Турумтай озадаченно сдвинул густые сросшиеся брови, но уже в следующий миг просветлел в улыбке.
– Хм… Пожалуй, так есть. – Он встрепенулся, оживился и провёл большим пальцем по шраму на щеке, как делал всегда, когда напряжённо о чем-то думал. – А раз так, Тенгри одобряет нашу затею.
Растерянный Айдарук с немым вопросом посмотрел на обоих родителей, но Турумтай, словно уже забыв о Пешкане с подсекой, деловито спросил:
– Как повоз?
Айдарук быстро перечислил всё, что удалось собрать. Турумтай довольно кивнул. Он жестом подозвал Айдарука и, обняв его, с наслаждением вдохнул родной знакомый запах. Потом отстранился и нежно провёл шершавой ладонью по загорелой обветренной щеке, после чего потрепал густые чёрные кудри и отпустил сына.
– Я рад, что ты справился. – Сказал он с тёплой сдержанной улыбкой, но уже через миг, вернувшись на тахту, он перестал быть любящим отцо, теперь это снова был патша, решающий судьбу большого племени.
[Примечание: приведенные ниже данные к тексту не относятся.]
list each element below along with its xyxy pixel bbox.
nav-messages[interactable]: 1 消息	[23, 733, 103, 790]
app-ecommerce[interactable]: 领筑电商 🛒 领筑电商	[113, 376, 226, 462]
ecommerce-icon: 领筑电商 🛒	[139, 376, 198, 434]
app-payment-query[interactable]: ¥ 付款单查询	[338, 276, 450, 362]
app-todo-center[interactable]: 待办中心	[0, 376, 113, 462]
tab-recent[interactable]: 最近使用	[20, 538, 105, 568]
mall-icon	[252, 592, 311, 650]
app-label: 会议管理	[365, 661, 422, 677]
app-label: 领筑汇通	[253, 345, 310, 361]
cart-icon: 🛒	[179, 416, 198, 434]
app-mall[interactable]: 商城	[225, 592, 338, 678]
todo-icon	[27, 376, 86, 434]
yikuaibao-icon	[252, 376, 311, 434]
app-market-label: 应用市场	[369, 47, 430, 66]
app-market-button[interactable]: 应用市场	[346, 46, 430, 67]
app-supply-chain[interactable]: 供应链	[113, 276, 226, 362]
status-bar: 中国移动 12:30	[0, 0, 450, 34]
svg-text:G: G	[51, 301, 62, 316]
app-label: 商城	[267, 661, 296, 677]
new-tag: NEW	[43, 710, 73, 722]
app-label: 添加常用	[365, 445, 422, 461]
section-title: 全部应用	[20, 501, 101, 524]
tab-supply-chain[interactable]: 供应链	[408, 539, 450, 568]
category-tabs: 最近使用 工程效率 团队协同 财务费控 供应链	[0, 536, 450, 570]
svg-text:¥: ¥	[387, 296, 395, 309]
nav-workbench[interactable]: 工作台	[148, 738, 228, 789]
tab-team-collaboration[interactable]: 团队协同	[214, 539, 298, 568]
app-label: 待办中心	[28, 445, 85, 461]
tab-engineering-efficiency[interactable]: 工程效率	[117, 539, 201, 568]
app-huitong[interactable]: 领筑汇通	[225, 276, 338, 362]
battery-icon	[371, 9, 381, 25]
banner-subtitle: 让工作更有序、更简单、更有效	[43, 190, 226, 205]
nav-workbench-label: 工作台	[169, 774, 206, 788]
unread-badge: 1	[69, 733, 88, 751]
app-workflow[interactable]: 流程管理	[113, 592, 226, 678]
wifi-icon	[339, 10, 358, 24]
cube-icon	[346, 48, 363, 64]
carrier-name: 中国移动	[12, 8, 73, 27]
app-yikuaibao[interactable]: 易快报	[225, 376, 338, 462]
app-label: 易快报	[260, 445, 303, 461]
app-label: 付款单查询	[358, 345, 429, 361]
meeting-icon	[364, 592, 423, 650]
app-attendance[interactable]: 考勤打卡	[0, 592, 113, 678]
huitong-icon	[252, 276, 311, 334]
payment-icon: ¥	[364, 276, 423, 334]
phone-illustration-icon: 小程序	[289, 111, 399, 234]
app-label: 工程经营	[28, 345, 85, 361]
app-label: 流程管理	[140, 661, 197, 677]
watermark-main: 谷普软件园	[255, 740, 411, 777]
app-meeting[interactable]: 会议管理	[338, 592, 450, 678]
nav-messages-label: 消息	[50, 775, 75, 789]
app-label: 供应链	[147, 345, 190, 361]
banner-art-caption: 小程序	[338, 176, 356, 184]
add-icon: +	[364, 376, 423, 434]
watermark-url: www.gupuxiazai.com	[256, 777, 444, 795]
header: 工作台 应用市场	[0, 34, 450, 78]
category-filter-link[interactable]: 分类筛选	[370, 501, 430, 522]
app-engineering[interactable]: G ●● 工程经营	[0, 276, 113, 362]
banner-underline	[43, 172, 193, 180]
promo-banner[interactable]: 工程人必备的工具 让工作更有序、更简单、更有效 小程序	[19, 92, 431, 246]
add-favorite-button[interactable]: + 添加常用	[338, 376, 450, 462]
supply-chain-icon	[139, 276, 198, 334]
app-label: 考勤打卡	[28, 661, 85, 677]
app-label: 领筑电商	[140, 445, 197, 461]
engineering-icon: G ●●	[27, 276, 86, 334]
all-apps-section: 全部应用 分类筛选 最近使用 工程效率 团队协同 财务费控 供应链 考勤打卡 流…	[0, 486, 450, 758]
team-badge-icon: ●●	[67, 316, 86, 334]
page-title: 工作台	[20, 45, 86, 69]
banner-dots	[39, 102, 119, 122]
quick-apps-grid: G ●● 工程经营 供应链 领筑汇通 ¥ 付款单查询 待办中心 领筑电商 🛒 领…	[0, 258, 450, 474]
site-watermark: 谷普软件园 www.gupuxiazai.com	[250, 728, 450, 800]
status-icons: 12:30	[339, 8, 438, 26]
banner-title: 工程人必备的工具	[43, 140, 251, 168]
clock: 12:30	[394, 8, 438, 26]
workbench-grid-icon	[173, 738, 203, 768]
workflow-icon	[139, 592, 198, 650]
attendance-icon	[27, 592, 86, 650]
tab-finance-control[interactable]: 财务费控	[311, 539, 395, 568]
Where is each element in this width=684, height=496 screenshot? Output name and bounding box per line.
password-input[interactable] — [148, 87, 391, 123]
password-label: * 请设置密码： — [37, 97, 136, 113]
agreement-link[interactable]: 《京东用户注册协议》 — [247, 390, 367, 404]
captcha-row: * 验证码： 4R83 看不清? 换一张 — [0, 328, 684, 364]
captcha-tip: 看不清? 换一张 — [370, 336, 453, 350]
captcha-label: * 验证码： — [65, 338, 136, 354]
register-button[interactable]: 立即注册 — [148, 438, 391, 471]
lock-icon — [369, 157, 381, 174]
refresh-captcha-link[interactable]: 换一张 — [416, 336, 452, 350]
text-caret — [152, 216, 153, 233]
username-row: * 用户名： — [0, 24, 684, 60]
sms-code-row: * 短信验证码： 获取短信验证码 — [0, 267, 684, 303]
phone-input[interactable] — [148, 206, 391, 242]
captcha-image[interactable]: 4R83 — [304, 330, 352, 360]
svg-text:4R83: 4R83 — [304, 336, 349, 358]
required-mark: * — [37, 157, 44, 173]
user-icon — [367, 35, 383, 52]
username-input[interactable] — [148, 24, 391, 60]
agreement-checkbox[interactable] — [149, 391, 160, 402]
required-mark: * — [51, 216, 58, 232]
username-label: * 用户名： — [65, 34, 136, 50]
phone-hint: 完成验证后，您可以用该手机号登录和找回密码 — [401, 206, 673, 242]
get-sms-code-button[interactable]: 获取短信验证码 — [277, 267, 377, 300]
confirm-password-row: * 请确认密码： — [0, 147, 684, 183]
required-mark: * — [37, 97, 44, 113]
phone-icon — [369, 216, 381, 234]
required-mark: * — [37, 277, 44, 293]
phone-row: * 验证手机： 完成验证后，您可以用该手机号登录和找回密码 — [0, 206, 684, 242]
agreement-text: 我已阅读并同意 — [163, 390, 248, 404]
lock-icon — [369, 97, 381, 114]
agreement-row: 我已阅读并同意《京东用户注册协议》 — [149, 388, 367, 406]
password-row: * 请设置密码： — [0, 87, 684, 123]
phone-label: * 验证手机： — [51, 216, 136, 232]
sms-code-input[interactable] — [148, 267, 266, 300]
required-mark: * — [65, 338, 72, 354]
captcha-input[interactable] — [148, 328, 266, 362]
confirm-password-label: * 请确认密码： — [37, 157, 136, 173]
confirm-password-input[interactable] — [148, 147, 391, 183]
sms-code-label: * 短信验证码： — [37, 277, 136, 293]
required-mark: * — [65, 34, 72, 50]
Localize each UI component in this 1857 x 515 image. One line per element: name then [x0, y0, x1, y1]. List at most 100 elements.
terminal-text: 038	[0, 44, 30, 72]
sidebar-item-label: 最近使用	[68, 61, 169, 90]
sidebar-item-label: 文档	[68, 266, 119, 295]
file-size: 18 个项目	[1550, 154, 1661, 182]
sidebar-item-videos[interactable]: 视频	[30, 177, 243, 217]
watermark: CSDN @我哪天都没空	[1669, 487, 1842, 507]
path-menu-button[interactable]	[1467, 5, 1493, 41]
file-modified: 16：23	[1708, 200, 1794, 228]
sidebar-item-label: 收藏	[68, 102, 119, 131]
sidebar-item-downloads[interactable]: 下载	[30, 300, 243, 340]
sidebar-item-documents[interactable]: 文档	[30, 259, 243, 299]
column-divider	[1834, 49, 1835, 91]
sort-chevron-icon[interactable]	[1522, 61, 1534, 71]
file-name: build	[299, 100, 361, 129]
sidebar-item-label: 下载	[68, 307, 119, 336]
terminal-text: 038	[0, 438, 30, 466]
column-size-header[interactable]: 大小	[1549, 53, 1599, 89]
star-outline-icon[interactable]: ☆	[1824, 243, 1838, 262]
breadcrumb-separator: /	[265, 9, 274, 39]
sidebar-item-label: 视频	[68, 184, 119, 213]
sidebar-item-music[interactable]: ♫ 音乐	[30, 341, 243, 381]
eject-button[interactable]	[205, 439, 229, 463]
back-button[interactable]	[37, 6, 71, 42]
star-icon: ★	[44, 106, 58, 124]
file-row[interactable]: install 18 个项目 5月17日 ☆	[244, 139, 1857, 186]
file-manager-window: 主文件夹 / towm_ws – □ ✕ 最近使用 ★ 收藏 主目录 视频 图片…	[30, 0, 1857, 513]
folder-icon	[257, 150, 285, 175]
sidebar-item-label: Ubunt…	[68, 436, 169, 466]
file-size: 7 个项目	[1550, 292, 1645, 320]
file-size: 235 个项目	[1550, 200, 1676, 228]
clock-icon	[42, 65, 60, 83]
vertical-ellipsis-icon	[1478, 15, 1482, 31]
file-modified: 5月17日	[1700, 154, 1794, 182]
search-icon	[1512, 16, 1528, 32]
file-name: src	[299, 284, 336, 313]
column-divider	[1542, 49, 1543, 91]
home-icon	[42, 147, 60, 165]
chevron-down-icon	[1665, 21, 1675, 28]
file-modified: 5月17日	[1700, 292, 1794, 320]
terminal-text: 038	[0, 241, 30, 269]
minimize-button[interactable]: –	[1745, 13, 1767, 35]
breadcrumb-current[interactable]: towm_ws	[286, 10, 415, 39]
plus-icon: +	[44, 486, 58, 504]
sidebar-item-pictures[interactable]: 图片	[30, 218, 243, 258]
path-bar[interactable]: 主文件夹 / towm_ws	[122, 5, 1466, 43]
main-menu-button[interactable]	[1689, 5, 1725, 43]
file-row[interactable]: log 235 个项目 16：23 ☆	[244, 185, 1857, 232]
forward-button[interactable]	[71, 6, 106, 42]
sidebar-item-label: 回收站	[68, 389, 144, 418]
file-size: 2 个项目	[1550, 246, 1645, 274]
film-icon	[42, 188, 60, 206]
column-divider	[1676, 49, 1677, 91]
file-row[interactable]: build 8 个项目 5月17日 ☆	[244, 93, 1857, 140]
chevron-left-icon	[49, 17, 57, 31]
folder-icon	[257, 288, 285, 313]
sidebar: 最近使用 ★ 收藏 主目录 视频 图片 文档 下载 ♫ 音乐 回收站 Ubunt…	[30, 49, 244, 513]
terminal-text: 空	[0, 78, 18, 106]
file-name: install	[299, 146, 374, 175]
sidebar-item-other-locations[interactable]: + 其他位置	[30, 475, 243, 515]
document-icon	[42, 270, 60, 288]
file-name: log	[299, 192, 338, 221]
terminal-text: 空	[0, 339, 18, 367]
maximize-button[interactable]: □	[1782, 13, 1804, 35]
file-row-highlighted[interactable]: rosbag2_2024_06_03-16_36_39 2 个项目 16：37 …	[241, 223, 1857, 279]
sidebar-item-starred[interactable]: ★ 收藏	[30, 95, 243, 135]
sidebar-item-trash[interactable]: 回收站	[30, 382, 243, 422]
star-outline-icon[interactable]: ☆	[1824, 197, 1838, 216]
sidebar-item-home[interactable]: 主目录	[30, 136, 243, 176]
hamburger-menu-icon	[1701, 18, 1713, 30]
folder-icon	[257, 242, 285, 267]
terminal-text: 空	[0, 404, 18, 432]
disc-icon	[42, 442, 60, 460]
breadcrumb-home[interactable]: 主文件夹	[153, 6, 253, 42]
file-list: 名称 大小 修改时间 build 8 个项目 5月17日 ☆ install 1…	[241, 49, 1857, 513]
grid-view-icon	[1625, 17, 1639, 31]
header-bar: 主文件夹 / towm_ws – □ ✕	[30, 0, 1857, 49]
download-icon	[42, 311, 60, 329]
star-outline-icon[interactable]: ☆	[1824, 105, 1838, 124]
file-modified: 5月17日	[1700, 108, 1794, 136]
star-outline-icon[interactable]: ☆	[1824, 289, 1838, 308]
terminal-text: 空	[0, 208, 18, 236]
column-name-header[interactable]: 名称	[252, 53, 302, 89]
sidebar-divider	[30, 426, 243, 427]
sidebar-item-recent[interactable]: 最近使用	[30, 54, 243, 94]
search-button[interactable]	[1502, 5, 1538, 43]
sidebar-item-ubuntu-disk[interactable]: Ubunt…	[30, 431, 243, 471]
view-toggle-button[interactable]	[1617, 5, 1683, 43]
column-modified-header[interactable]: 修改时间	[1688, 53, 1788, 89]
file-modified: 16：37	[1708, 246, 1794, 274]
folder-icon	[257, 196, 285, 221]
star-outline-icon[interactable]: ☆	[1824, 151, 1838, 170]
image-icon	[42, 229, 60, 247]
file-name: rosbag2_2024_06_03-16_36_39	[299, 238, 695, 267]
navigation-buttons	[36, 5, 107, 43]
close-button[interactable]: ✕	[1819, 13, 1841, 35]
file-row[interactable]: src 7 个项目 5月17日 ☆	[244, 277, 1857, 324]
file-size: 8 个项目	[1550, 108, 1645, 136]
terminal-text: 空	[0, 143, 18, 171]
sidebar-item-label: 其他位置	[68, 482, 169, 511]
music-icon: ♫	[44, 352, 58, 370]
– Что ж, тогда тянуть не будем. – Постановил и посмотрел на стену, где среди десятка дорогих клинков и зверей-тотемов висел круг до блеска отполированной бронзы. Две линии, пересекаясь в центре, делили его на четыре равные части и в каждой выпуклым барельефом красовались птицы, изображавшие времена года; а по внешнему краю тянулись две цепочки больших и малых делений: одна обозначала стадии луны, другая – солнца.